Submarine volcano in the Northern Mariana Islands

East Diamante is a submarine volcano located 43 km south of Anatahan in the Northern Mariana Islands of the northwestern Pacific Ocean. It forms part of the Izu–Bonin–Mariana Arc and is hydrothermally active, containing a complex, elongated caldera at its summit.

==Geology==
East Diamante is one of two submarine volcanoes in the southern Izu–Bonin–Mariana Arc that have erupted felsic magmas, the other being Zealandia Bank. Dacite is the primary rock type and generally has a porphyritic texture, with phenocrysts embedded in a matrix of quartz, plagioclase, clinopyroxene, orthopyroxene and iron-titanium oxides.
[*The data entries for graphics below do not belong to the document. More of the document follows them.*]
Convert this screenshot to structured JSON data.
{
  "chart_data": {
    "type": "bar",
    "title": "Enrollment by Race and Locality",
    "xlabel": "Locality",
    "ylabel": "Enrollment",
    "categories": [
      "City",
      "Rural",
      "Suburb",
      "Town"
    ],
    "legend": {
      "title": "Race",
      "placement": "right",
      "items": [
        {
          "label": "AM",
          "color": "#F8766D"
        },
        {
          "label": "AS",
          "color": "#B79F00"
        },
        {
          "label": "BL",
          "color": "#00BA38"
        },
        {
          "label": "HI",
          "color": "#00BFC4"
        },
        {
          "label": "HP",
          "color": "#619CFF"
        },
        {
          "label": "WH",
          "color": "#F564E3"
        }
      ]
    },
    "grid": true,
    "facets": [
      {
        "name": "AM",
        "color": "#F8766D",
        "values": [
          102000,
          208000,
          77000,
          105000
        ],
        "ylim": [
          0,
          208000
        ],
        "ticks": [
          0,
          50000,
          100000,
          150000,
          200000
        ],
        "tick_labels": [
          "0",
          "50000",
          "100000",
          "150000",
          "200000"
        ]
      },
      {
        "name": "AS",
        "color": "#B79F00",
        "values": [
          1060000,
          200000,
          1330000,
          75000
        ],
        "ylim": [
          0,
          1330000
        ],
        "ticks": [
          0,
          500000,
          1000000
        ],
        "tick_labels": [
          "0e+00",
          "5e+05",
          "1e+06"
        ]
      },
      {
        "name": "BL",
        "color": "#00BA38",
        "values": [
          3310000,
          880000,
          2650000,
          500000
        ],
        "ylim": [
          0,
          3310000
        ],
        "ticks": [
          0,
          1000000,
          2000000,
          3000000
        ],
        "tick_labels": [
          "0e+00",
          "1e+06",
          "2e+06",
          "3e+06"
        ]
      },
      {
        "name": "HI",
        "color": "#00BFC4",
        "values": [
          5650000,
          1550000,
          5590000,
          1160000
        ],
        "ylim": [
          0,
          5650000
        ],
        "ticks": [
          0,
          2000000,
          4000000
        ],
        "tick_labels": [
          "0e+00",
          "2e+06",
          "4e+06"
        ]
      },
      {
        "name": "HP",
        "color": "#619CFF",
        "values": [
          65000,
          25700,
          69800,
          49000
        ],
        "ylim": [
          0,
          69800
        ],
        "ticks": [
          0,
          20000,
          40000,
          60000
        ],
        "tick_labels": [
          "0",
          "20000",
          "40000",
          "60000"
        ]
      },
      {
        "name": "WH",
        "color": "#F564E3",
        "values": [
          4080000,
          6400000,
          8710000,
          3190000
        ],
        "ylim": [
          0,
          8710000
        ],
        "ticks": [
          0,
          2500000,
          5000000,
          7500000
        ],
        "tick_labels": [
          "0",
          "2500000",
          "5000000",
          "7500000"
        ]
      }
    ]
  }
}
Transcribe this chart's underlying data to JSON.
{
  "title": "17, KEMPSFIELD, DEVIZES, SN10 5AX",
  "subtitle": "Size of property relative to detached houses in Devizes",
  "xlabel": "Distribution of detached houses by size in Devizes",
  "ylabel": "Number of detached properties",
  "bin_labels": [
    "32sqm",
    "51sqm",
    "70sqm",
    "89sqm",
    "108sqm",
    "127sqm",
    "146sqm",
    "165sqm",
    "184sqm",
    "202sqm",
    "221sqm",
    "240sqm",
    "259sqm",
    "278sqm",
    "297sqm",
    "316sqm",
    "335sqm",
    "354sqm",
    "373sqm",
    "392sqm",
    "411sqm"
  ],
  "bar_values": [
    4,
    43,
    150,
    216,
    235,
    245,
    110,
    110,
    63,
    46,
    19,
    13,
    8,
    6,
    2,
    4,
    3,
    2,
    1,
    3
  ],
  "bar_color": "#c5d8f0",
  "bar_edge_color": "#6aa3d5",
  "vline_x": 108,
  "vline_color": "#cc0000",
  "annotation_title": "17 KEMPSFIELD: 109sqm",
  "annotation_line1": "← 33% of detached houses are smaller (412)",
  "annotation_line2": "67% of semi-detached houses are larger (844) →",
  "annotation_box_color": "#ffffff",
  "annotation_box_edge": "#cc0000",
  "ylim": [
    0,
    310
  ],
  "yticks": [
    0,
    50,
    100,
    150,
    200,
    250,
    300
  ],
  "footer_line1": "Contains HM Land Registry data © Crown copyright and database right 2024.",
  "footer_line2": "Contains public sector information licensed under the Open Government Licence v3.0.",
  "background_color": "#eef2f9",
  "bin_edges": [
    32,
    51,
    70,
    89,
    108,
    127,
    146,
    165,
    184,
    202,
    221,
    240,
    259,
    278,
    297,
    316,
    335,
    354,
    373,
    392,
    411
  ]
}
The phenocrysts account for up to 41% of the total rock volume.

The summit of East Diamante lies 127 m below sea level and is truncated by an elongated, northeast–southwest-trending caldera. Formation of the caldera was followed by the emplacement of a central dome complex and the construction of a volcanic cone on the southwest caldera rim. The central dome complex displays hydrothermal activity, including black smokers.

Argon–argon dating of dacite from inside the caldera has given an age of 20,000 ± 4000 years, indicating that the volcano was active in the Late Pleistocene. Volcanism continued into the Holocene, but the age of the last eruption is unknown.